İsrail televizyonu Kanal 12’nin aktardığına göre Lapid, Ben-Gvir ve Smotrich'in, Gazze Şeridi'nde ateşkes ve esir takası anlaşmasının imzalanmasını engellemek için hükümet koalisyonu içinde ortak hareket etme niyetinde olduklarını belirtti.
İsrail'de hem iktidar hem de muhalefet tarafından ateşkesin önemi hakkında konuşulurken, medya da bu konuya büyük ilgi gösteriyor. İsrail Yayın Kurumu (IBA), İsrail'e sunulan yeni öneriye göre 60 günlük bir ateşkesin ilan edileceğini, ilk gün sekiz rehinenin serbest bırakılacağını ve 50’nci günde iki rehinenin daha serbest kalacağını aktardı.

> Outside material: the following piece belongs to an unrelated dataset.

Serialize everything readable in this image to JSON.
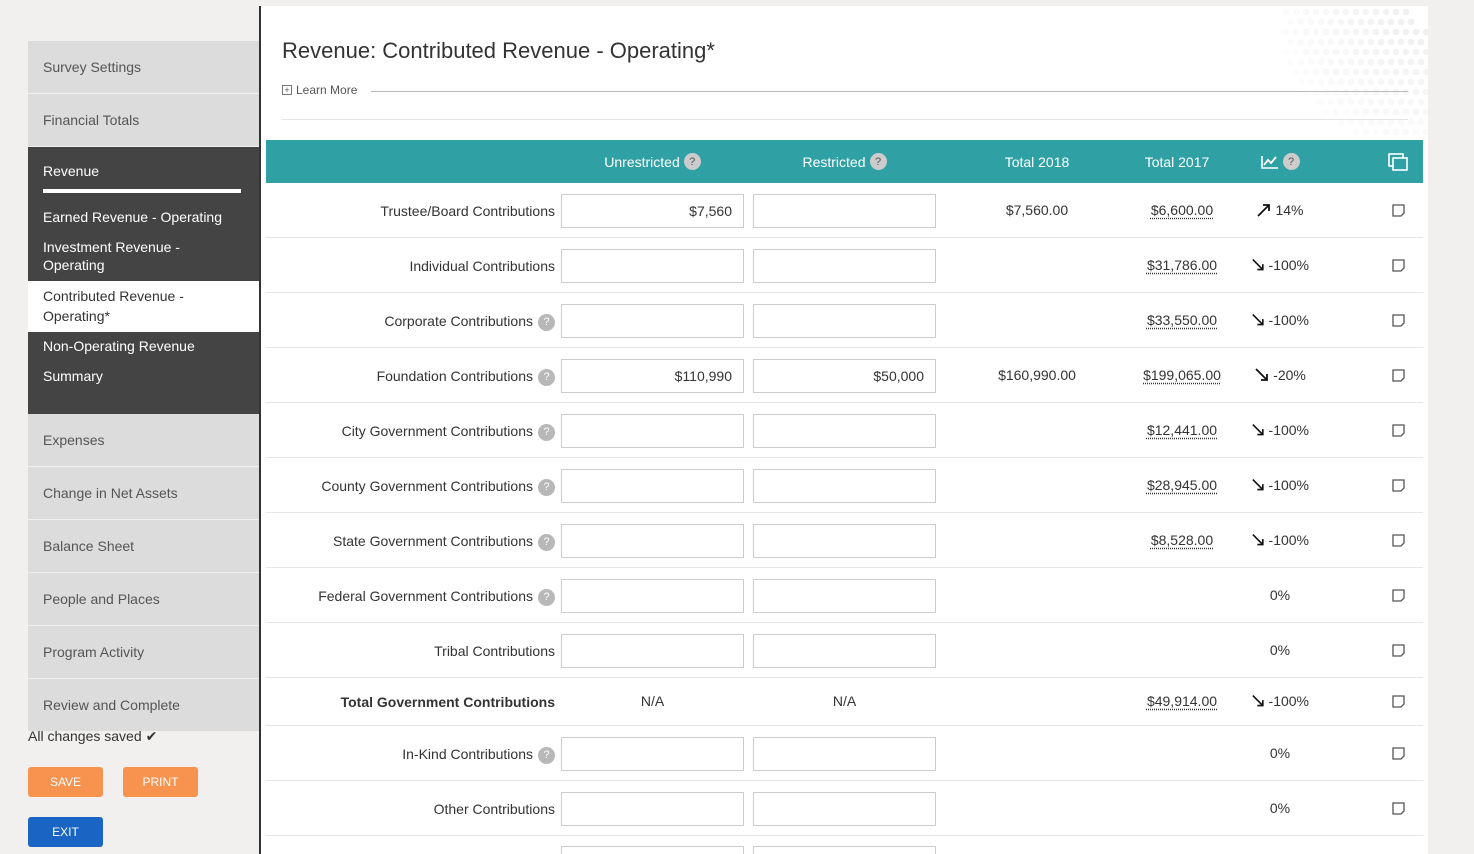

Haaretz gazetesi ise, yeni esir takası anlaşması taslağında, 60 günlük ateşkes süresi içinde bir anlaşmaya varılamaması halinde, arabulucuların İsrail ile Hamas arasındaki müzakereleri nihai bir anlaşmaya varılana kadar sürdürmekle yükümlü olacağını belirten bir maddenin yer aldığını doğruladı.
Bu değişiklikler çerçevesinde Medhun, yakında bir anlaşmaya varılması olasılığını dışlamazken, aksine ABD'nin uluslararası bir irade ortaya koyması ve İsrail’e saldırılarını açıkça ve kesin olarak durdurması için baskı yapması halinde, ateşkes anlaşmasına varılmasının her zamankinden daha mümkün olduğunu düşünüyor.
O, topun artık arabulucuların, özellikle de ABD'nin sahasında olduğunu ve onların girişimlerinin sadece bir kriz yönetimi değil, savaşın sona ermesi ve yeni bir dönemin başlaması için bir kapı olduğunu kanıtlamaları gerektiğini düşünüyor.
Topun artık arabulucuların, özellikle de ABD'nin sahasında olduğunu söyleyen Medhun, arabulucuların girişimlerinin sadece bir kriz yönetimi değil, savaşın sona ermesi ve yeni bir dönemin başlaması için aralanacak bir kapı olduğunu kanıtlamaları gerektiğini vurguladı.